Basic methods should allow traversal and analysis of the structure. Nuances are left to the coder.
info(node)- retrieve only name and description of a node
full_info(node)- name, description, one level of hierarchy and dependency information
relations(node,direction,type,levels)- retrieve all nodes in a direction (predecesors/succesors) of a type (Hierarchy/Dependency) graph traversal, upto given level of depth (0 is only node, 1 is neighbours, 2 is neighbors of neighbors, etc.)
find_nodes(query string)- retrieve all nodes with a string in their name or description
All of the data is temporal, i.e., should never be deleted, only sets creation and deletion time. Since the graph is creation of the community and since the graph itself changes depending on the people oppinion, the graph is expected to change.
Graph creation (community interaction)
There seems to be three main ways of keeping the graph structure updated.
- Strictly managed - only system administrators can alter the graph directly.
- Community managed (overseered) - community of users propose and vote on structure changes which are applied by the administrators.
- Community managed (automatized) - community proposes and votes on structure changes which are automatically applied.
- Fully automated - algorithms change the graph without any user interaction.
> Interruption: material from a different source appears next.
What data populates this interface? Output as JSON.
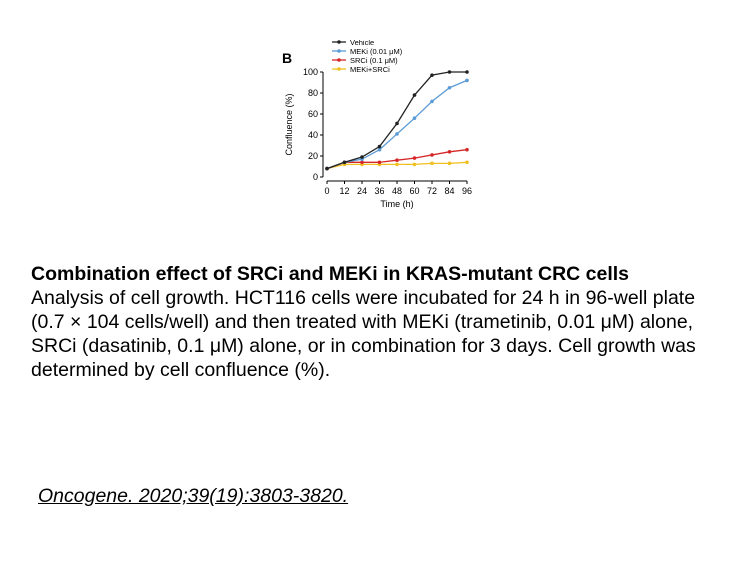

Moving along this scale involves a tradeoff – further we get we have less manual work, but we will probably get less precise results. As usuall, it seems that the reasonable solution lies somewhere between. It would be nice have allow automated generation of the initial structure (otherwise we start with an empty graph structure, which nobody will use), however, it is wise to consider that this can be done manually (if the domain is small enough) with probably better results. Then community should manage the graph. However the most important (frequently used) parts of the graph should be fixed at some point, so we have a rigid structure. Such fixed parts can change only under more ‘official’ supervision.
This comes with a caveat – not all users are reliable source of information.
The user reliability problem can be partially solved by using voting system (see StackOverflow). This seems to work if there are enough people who vote. If there are too few people interacting with the voing system on some notions it is non-reliable, but informing users that help in this field is needed, and that the data is not yet reliable should help (see Wikipedia).
There are two ways of interacting with the graph. Either the users propose and vote for changes, or they each alter the structure in a very insignificant way directly.
To create an application we usually have to choose database, program logic, and frontend. This post concerned only with the database representation up to this point. Now we will have a look at one possible way of implemting the structure.
The graph nature of the structure points us in a direction of graph databases. We will use Neo4j, for it is the most popular graph database as of now (January 2019).
The example from the first section translates to the following Neo4j graph.
We used Java with Maven, Spring Boot, JPA, and Neo4J ORG to create a prototype application.
(Future of the prototype implementation is not clear. It might be open-source if it is permitted. Any further development and structure uses will be reported on this page.)